The UK’s stock market rules do not need to be relaxed to attract more cutting-edge firms, according to one tech boss. 

The requirements a company must fulfil to list are under review by the Government, which wants to see more fast-growing firms on the London Stock Exchange. 

Change: The requirements a company must fulfil to list are under review by the Government, which wants to see more fast-growing firms on the London Stock Exchange

But David Richards, the chief executive and co-founder of cloud data specialist Wandisco, said the UK markets ‘don’t need more relaxations’ given that Britain’s rules are less restrictive than those in the US, which has a thriving tech sector. 

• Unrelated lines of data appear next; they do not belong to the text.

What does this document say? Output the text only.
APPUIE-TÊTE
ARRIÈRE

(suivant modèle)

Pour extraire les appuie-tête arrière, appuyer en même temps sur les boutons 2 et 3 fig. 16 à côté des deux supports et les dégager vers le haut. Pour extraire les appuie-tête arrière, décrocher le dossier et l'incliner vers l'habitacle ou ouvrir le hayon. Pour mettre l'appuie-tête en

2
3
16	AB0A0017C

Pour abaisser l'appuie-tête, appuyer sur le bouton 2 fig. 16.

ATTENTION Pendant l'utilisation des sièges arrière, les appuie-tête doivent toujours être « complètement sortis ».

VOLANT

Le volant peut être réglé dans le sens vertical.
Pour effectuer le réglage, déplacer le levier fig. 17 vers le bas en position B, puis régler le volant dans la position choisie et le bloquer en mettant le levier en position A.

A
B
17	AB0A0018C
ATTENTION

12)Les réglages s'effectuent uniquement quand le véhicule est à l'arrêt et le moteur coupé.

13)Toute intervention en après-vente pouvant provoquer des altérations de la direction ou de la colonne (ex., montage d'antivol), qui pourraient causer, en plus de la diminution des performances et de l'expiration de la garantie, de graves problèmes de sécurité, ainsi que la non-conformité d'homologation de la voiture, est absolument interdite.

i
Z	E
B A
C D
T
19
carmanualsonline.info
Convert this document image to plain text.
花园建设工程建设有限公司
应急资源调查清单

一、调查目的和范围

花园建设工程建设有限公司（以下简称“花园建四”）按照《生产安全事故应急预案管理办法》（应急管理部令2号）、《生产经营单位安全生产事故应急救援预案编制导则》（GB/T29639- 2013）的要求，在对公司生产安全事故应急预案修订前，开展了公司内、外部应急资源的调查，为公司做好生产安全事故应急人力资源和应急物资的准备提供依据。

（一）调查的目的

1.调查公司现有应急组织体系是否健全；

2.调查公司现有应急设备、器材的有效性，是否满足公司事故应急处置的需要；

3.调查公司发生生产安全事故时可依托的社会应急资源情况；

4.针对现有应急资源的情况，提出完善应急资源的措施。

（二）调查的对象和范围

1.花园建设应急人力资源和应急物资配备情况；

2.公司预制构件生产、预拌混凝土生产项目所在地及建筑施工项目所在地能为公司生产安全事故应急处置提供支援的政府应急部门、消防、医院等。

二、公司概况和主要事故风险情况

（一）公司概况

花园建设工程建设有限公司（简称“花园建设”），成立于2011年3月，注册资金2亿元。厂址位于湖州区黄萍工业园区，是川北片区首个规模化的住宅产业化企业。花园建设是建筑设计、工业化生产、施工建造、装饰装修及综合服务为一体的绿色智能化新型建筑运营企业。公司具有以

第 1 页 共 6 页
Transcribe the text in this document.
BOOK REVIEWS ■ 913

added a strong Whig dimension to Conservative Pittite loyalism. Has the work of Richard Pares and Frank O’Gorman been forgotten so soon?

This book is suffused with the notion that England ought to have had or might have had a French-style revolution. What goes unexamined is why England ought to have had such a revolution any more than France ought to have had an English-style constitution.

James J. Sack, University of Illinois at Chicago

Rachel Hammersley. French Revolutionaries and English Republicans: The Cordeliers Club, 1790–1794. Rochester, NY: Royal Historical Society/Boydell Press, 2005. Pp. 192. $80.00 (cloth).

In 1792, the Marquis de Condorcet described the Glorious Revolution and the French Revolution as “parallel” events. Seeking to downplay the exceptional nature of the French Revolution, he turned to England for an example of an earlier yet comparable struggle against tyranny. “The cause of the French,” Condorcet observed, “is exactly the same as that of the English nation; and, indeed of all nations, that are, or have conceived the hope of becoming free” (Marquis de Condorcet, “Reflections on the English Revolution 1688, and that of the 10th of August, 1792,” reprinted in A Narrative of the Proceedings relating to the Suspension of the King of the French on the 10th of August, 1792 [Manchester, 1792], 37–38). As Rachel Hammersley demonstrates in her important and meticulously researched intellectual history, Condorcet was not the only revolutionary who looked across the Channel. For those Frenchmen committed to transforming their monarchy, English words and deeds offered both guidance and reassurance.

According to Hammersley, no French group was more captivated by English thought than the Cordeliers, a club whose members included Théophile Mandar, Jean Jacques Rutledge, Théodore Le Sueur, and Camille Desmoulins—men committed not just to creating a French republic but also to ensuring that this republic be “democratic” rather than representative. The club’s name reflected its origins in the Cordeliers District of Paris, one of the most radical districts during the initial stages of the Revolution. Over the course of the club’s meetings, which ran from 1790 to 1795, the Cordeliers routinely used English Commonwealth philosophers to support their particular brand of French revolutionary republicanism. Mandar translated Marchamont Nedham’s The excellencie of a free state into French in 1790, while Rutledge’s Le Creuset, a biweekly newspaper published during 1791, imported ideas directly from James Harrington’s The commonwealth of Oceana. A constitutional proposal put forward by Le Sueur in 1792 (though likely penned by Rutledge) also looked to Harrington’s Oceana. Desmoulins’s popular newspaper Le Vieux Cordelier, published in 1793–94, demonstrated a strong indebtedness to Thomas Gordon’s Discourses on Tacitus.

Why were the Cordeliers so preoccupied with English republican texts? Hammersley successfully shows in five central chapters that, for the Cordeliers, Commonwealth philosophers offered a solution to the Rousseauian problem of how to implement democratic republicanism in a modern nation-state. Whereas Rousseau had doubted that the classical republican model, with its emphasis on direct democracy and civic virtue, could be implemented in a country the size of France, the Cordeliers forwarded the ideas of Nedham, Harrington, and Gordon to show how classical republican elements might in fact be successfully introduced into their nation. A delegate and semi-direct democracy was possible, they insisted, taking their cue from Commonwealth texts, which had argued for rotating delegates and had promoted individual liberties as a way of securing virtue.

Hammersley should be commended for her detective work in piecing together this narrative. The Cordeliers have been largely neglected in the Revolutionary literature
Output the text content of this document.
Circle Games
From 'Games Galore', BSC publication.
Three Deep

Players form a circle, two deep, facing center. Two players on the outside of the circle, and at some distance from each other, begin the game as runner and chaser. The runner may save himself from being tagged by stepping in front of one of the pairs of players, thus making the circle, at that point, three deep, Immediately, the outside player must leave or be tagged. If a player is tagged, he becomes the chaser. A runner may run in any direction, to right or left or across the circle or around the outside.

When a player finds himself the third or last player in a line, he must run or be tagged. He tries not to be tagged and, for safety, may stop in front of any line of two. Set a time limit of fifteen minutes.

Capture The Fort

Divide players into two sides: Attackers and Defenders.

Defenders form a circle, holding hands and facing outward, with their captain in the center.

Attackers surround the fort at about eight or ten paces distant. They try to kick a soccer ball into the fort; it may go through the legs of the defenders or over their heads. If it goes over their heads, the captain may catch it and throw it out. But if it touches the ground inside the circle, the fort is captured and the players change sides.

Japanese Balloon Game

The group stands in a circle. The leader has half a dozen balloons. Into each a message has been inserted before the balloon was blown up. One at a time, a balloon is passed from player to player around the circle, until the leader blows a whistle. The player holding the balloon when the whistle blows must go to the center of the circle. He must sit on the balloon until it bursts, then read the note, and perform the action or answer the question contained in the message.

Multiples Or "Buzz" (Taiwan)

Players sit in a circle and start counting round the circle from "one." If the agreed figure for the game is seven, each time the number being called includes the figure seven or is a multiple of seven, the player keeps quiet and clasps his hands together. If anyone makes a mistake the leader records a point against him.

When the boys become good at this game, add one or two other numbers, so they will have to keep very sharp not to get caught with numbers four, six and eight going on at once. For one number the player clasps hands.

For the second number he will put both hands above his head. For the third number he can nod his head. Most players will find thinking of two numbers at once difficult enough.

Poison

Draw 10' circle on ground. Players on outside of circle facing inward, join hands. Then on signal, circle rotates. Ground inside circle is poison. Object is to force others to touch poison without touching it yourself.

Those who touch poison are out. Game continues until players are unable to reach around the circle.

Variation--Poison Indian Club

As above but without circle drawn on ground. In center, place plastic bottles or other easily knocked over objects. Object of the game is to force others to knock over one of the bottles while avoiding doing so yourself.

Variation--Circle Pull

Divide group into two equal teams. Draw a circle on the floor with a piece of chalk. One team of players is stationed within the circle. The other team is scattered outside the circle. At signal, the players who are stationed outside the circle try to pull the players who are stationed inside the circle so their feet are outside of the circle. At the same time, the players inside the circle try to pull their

‘AIM already exists,’ said Richards, referring to the junior section of the London Stock Exchange, which has less restrictive listing rules. 

Instead, Richards said, the UK needs to focus on attracting ‘the right sort’ of tech companies, more specifically those that are ‘pure’ and own intellectual property rather than platforms that are used to provide physical services or goods.

His comments came as Matt Moulding, the founder of The Hut Group (THG), said he regretted floating the retail tech company last year and said the process ‘sucked from start to finish’. He added that the last year had been ‘the worst period ever’ for him.